The city’s largest wastewater treatment plant keeps coming up with ways to better treat our waste.
On March 8, Department of Environmental Protection officials announced the opening of a new $2.3 million laboratory to streamline the plant’s testing procedures and improve the agency’s monitoring of local waterways.
The lab will effectively consolidate analysis of bacteria for all of the city’s 14 wastewater plants at its flagship plant at 329 Greenpoint Avenue in Brooklyn, helping the DEP compare multiple test results at once, across plants. Agency officials, including DEP Commissioner Cas Holloway, hope the lab will help them achieve even higher levels of pollutant removal from 1.3 gallons of wastewater that city residents secrete or discharge every day.

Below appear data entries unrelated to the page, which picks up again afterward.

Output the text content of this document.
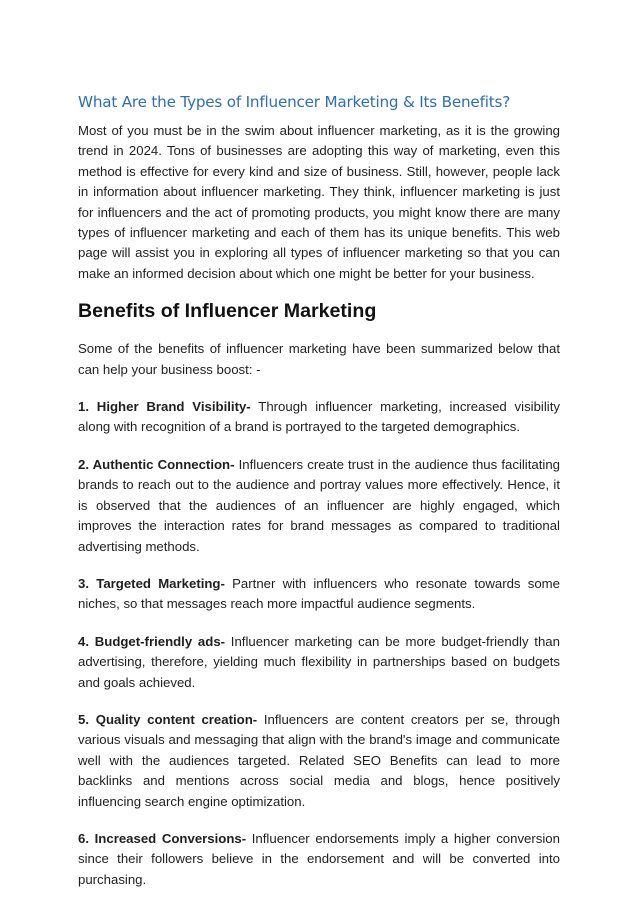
What Are the Types of Influencer Marketing & Its Benefits?

Most of you must be in the swim about influencer marketing, as it is the growing trend in 2024. Tons of businesses are adopting this way of marketing, even this method is effective for every kind and size of business. Still, however, people lack in information about influencer marketing. They think, influencer marketing is just for influencers and the act of promoting products, you might know there are many types of influencer marketing and each of them has its unique benefits. This web page will assist you in exploring all types of influencer marketing so that you can make an informed decision about which one might be better for your business.

Benefits of Influencer Marketing

Some of the benefits of influencer marketing have been summarized below that can help your business boost: -

1. Higher Brand Visibility- Through influencer marketing, increased visibility along with recognition of a brand is portrayed to the targeted demographics.

2. Authentic Connection- Influencers create trust in the audience thus facilitating brands to reach out to the audience and portray values more effectively. Hence, it is observed that the audiences of an influencer are highly engaged, which improves the interaction rates for brand messages as compared to traditional advertising methods.

3. Targeted Marketing- Partner with influencers who resonate towards some niches, so that messages reach more impactful audience segments.

4. Budget-friendly ads- Influencer marketing can be more budget-friendly than advertising, therefore, yielding much flexibility in partnerships based on budgets and goals achieved.

5. Quality content creation- Influencers are content creators per se, through various visuals and messaging that align with the brand's image and communicate well with the audiences targeted. Related SEO Benefits can lead to more backlinks and mentions across social media and blogs, hence positively influencing search engine optimization.

6. Increased Conversions- Influencer endorsements imply a higher conversion since their followers believe in the endorsement and will be converted into purchasing.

“One of our core responsibilities is to make sure that wastewater is effectively treated, so that it has as little impact on our receiving waterways as possible,” said Holloway. “This new microbiology lab will substantially increase our monitoring and testing capacity, giving us the vital information we need to meet and exceed treatment standards, and continue the resurgence of New York City’s waterways that is central to Mayor Bloomberg’s PlaNYC vision.”
The 2,000 square foot lab will include new equipment including incubators, sterilizers, purification systems, balances, conductivity meters, and colony counters as well as microscopes with video displays connected to computers that can be used to reflect and magnify images in view.